“I have just a few flamingos to finish up,” I say. “Then I’m going to wrap it in Saran Wrap, and I need to get it over to the A Very Desert Christmas location.”
“I can help with that,” he says.
“With hot gluing flamingos?”
“If you need it,” he says.
“I would love that, actually.”
“My pleasure.”
I laugh. “Somehow I doubt it.”
“I mean it. Christmas has pretty much meant nothing to me for three years, but it’s impossible to be a grinch when ... flamingos.”
“The kids are coming here for one of their rehearsals. I’m thinking I should have them all do a tree. They deserve something fun. They’re going to school in a hollowed-out Walmart. They’ve been through all the same trauma as the adults, but they’re little. I feel so bad for them.”
“The kids should definitely do a tree,” he says.
“I’m going to have to get some supplies.”
We spend a chunk of the afternoon on the flamingos.

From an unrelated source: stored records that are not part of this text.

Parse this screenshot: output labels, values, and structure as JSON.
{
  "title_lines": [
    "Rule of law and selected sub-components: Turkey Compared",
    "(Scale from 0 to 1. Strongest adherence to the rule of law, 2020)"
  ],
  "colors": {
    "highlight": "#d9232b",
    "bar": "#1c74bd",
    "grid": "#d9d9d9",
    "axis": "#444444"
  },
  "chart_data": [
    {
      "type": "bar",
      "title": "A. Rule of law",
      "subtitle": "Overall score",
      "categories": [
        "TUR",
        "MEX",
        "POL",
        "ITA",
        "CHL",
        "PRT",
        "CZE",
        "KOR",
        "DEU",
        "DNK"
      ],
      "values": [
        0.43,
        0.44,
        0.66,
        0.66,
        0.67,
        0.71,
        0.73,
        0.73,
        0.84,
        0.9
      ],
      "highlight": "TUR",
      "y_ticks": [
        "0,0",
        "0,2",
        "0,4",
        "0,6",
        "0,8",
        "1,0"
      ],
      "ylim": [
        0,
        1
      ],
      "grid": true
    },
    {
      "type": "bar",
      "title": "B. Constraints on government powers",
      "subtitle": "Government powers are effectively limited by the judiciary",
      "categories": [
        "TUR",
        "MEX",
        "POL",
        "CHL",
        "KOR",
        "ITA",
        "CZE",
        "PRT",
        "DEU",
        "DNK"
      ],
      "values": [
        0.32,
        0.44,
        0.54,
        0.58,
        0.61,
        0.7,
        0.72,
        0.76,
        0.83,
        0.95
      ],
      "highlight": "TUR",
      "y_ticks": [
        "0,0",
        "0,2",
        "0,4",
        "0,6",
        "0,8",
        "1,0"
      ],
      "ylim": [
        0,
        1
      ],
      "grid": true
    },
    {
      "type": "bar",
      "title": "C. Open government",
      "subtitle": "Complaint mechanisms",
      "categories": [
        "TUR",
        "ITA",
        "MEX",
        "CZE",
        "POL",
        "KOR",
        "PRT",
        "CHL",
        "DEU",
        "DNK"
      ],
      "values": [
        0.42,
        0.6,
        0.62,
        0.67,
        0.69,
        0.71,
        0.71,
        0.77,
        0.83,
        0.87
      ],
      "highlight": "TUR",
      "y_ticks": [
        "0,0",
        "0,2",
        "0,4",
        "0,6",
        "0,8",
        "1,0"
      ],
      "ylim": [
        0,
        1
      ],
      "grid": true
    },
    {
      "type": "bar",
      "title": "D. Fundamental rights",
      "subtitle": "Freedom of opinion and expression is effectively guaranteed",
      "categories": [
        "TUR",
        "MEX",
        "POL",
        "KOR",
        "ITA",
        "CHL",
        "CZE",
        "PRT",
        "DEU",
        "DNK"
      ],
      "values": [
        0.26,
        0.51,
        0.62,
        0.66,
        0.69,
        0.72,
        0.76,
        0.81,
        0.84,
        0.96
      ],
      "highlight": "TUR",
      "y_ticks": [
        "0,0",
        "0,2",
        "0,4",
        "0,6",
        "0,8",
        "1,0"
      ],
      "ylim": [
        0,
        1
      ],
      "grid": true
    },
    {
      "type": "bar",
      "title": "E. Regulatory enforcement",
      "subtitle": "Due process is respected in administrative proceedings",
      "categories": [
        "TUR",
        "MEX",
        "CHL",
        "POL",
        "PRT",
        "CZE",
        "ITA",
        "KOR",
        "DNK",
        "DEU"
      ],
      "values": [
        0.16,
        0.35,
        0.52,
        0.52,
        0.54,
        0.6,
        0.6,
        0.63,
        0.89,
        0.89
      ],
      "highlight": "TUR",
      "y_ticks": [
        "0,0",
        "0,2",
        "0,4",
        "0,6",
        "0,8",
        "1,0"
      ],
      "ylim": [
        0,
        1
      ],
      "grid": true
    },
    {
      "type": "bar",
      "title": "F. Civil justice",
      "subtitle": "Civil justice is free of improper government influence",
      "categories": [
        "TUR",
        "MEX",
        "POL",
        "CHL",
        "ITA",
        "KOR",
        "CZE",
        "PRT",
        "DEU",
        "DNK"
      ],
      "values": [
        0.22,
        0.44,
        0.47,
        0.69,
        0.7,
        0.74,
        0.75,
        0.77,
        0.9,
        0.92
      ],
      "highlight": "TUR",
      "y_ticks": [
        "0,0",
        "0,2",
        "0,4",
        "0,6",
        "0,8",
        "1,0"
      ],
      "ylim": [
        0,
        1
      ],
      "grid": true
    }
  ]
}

Then a plumbing crisis in one of the rooms takes up some of my time. He tries to help, and I tell him I absolutely cannot have a guest helping me with a motel disaster, regardless of whether the guest and I arefraternizing. (He objects to that term, and I tell him that’s his problem.)
He and I share a long look at that, but he lets me take care of it on my own. It’s getting dark, and I’m a little bit hungry, but I decide that it’s time to get the tree out to the A Very Desert Christmas site, and afterward there can be food.
Nathan helps me wrap the pink tinsel tree and get it loaded into the back of my Jeep.
I drive the short distance up the road to the site, and I’m awed by what I see.
Most of the trees are already there, lit up, with lights strung over the top.
“It’s magical,” I say.
This is the new home of my Christmas memories. My childhood ones really aren’t good, and a lot of the things pertaining to my life in LA feel tainted now.
But this doesn’t.
The community has experienced hardship. I guess you can’t keep the bad things out no matter how hard you try sometimes. But what they’ve done in response has turned it into something new.
It’s a miracle, Christmas or otherwise.
We open the Jeep, and he lifts the tree out, not taking my help. He hefts it over his shoulder and moves with fluid grace ahead of me.
“As much as I’m enjoying watching this display of masculine strength,” I say, “you don’t know where this is supposed to go.”
He turns and looks at me, and I grin back at him.
“Then where should I put it?”
“I’ll show you,” I say, happily scampering in front of him as we make our way through the grove of lit trees.
I search for my number, and then find it.
“This is the spot,” I say.
He sets the tree down and begins to unwrap it. It is a glittering pink monstrosity in the midst of all the green. I love it more than I can say.
“You’re running the auction for all these?”